Prof. Dr. Beyza Üstün, HDP ve HDK olarak ekoloji perspektifli bir süreç analizi yaptıklarını, aynı zamanda kullanım değeri perspektifini dikkate aldıklarını belirtti. "Nereden bakarsak bakalım; ekolojik kent olarak da düşünsek, kentte, kırda yapılacaklar olarak da düşünsek, bu ikisi bizim temel hedeflerimiz" diyen Prof. Dr. Üstün, "Kullanım değeri üzerinden, yani halkın gerekliliği, ihtiyaçları üzerinden bir analiz yapıldığında, Marks'ın kullanım değeri üzerinden analiz yapıldığında, bu, zaten anti kapitalist analizi beraberinde sürüklüyor. Ekoloji üzerinden analiz yaptığımızda da sadece insanların değil; bütün ekosistemin korunumu üzerinden bir analizi sürüklüyor" şeklinde konuştu.
'SU HAKKINDAN TAVİZ VERMEYECEĞİZ'
Ekolojik kentin Kürt illerinde uygulanabilir olduğunu hem pratik hem de felsefi yaklaşım açısından gözlemlediklerini aktaran Prof. Dr. Üstün, "Ama yönetime gelirsek bütün olarak ne yapabileceğimizi düşünüyoruz" diyerek, su hakkının ana gündemleri olacağını şu sözlerle açıkladı: "Yönetime gelirsek ne yaparız? İkincisi; nasıl bir kent kente doğru adım atarız, neleri koruruz ekosistemde? Olmazsa olmazlarımız var ve bunlardan biri; yaşamın en temel unsuru olan, su. Su ticarileştiriliyor, metalaştırılıp piyasada satılabilir hale getiriliyor. En başta buna karşıyız; su satılamaz. Sadece bizim için değil; canlı cansız tüm ilişki için gereken temel unsurdur. Şirketin sermaye birikimine sokulamaz. Bundan hiç ödün vermiyoruz. Ön ödemeli sayaçların tarlalara, evlere konulmasına karşı çıkacağız. Olabildiğince bunu sağlayacağız. Bunun için yapabileceklerimize yoğunlaşacağız. Bu kapsamda, geçimlik tarım ve hayvancılığın suya ücretsiz ulaşması gerekiyor. Her kişi ayda beş ton ücretsiz ve temiz suya erişebilmeli. Kentte oturanların da yaşamlarını minimumda sürdürebilmeleri için de suyun sağlıklı, hijyen içinde olması şart. Bunun üstü zaten kullanım değerinin üstünde bir şey; ya fuzuli bir kullanım ya sermaye birikimi amacıyla kullanım... Dolayısıyla biz kentte yaşayanın bu hakkı üzerinden çabalarda bulunacağız."

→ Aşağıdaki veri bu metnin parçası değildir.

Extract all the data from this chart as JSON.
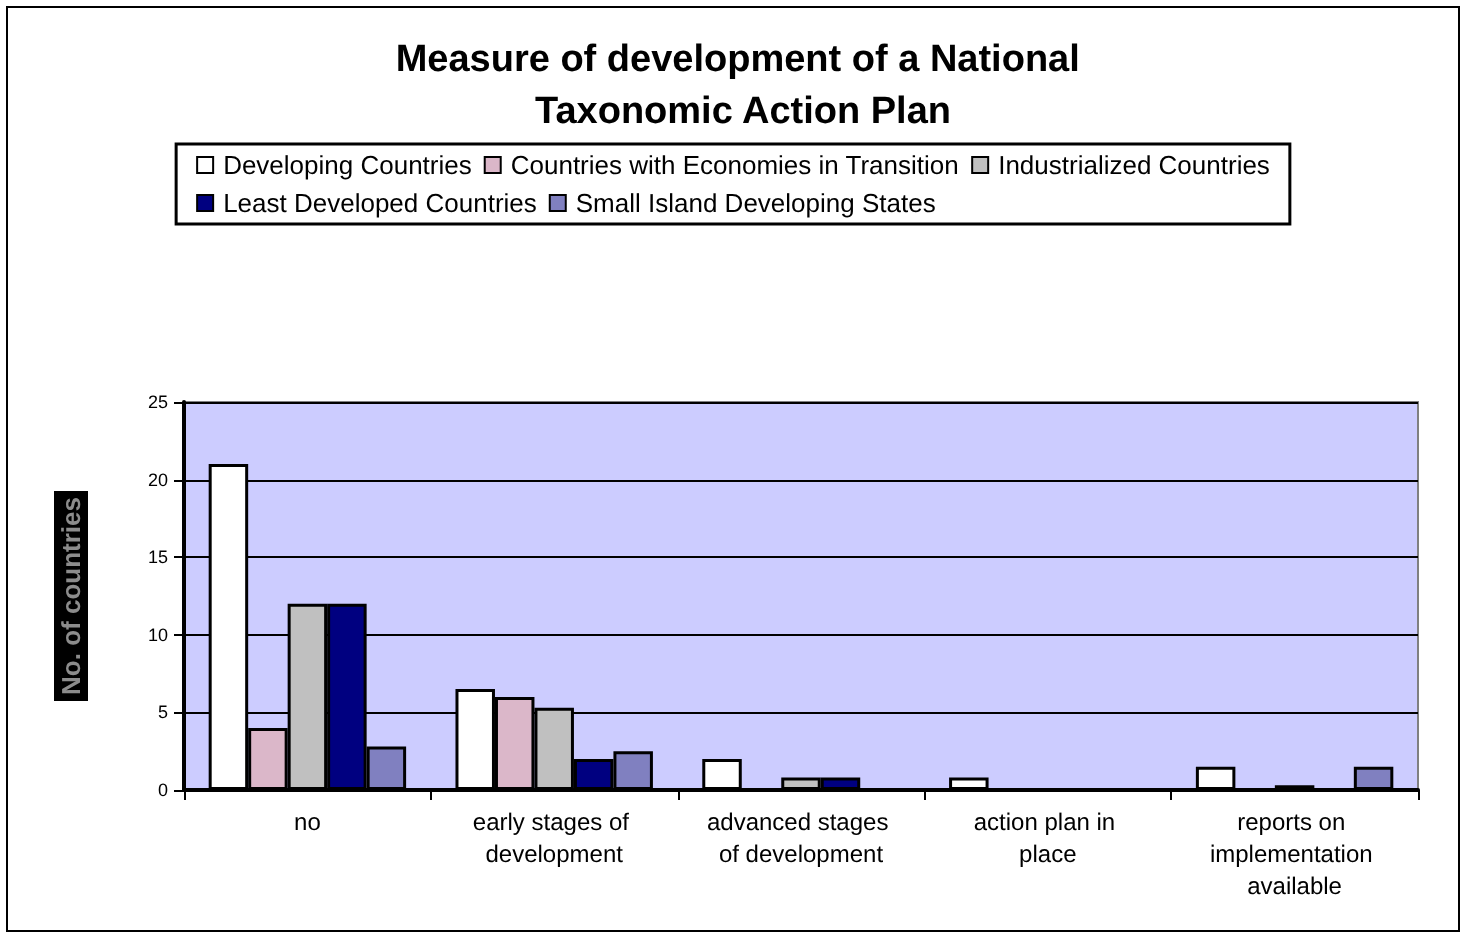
{
  "chart_data": {
    "type": "bar",
    "title": "Measure of development of a National Taxonomic Action Plan",
    "ylabel": "No. of countries",
    "categories": [
      "no",
      "early stages of development",
      "advanced stages of development",
      "action plan in place",
      "reports on implementation available"
    ],
    "series": [
      {
        "name": "Developing Countries",
        "color": "#ffffff",
        "values": [
          21,
          6.5,
          2,
          0.8,
          1.5
        ]
      },
      {
        "name": "Countries with Economies in Transition",
        "color": "#dbb7c9",
        "values": [
          4,
          6,
          null,
          null,
          null
        ]
      },
      {
        "name": "Industrialized Countries",
        "color": "#c0c0c0",
        "values": [
          12,
          5.3,
          0.8,
          null,
          0.3
        ]
      },
      {
        "name": "Least Developed Countries",
        "color": "#000080",
        "values": [
          12,
          2,
          0.8,
          null,
          null
        ]
      },
      {
        "name": "Small Island Developing States",
        "color": "#8080c0",
        "values": [
          2.8,
          2.5,
          null,
          null,
          1.5
        ]
      }
    ],
    "ylim": [
      0,
      25
    ],
    "yticks": [
      0,
      5,
      10,
      15,
      20,
      25
    ],
    "grid": "y",
    "legend": "top"
  }
}
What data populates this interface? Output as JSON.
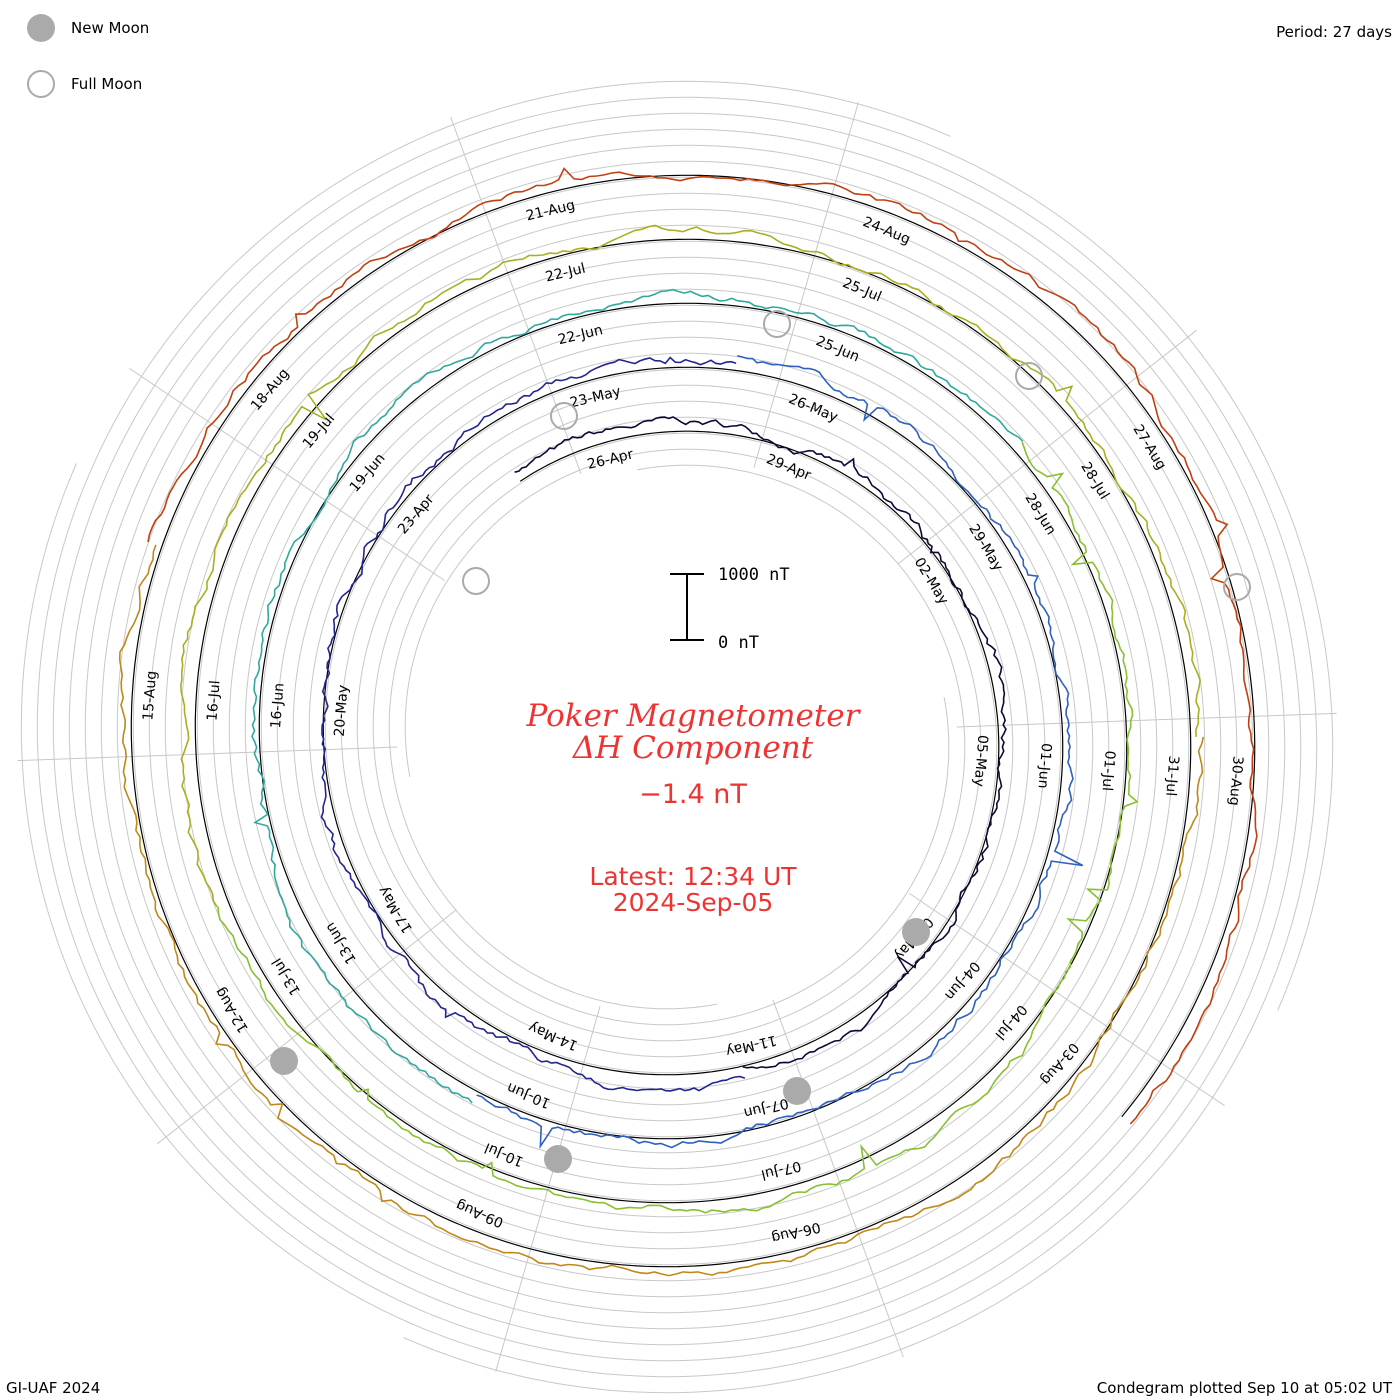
{
  "legend": {
    "new_moon": "New Moon",
    "full_moon": "Full Moon"
  },
  "period_label": "Period: 27 days",
  "footer": {
    "left": "GI-UAF 2024",
    "right": "Condegram plotted Sep 10 at 05:02 UT"
  },
  "title": {
    "line1": "Poker Magnetometer",
    "line2": "ΔH Component"
  },
  "current_value": "−1.4 nT",
  "latest": {
    "time": "Latest: 12:34 UT",
    "date": "2024-Sep-05"
  },
  "scale": {
    "top": "1000 nT",
    "bottom": "0 nT"
  },
  "colors": {
    "title": "#ee3333",
    "grid": "#c8c8c8",
    "baseline": "#000000",
    "moon": "#aaaaaa",
    "rings": [
      "#150535",
      "#252590",
      "#3060c0",
      "#30a8a0",
      "#88c030",
      "#a8b020",
      "#c08818",
      "#c04010"
    ]
  },
  "chart_data": {
    "type": "line",
    "plot_type": "condegram (spiral)",
    "period_days": 27,
    "unit": "nT",
    "rings": [
      {
        "labels": [
          "26-Apr",
          "29-Apr",
          "02-May",
          "05-May",
          "08-May",
          "11-May",
          "14-May",
          "17-May",
          "20-May",
          "23-Apr"
        ]
      },
      {
        "labels": [
          "23-May",
          "26-May",
          "29-May",
          "01-Jun",
          "04-Jun",
          "07-Jun",
          "10-Jun",
          "13-Jun",
          "16-Jun",
          "19-Jun"
        ]
      },
      {
        "labels": [
          "22-Jun",
          "25-Jun",
          "28-Jun",
          "01-Jul",
          "04-Jul",
          "07-Jul",
          "10-Jul",
          "13-Jul",
          "16-Jul",
          "19-Jul"
        ]
      },
      {
        "labels": [
          "22-Jul",
          "25-Jul",
          "28-Jul",
          "31-Jul",
          "03-Aug",
          "06-Aug",
          "09-Aug",
          "12-Aug",
          "15-Aug",
          "18-Aug"
        ]
      },
      {
        "labels": [
          "21-Aug",
          "24-Aug",
          "27-Aug",
          "30-Aug"
        ]
      }
    ],
    "new_moons": [
      "2024-05-08",
      "2024-06-06",
      "2024-07-05",
      "2024-08-04"
    ],
    "full_moons": [
      "2024-04-23",
      "2024-05-23",
      "2024-06-22",
      "2024-07-21",
      "2024-08-19"
    ],
    "latest_value_nT": -1.4
  }
}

Prof. Dr. Üstün, geçimlik tarım ve hayvancılığın koşullarının mutlaka korunması için mücadele edeceklerini belirterek, bunun, tarım alanlarının koşulsuz ve yine geçimlik hayvancılığım yaşam yeri olan meraların hiçbir şekilde sermayeye teslim edilmeden korunması anlamına geldiğini ifade etti.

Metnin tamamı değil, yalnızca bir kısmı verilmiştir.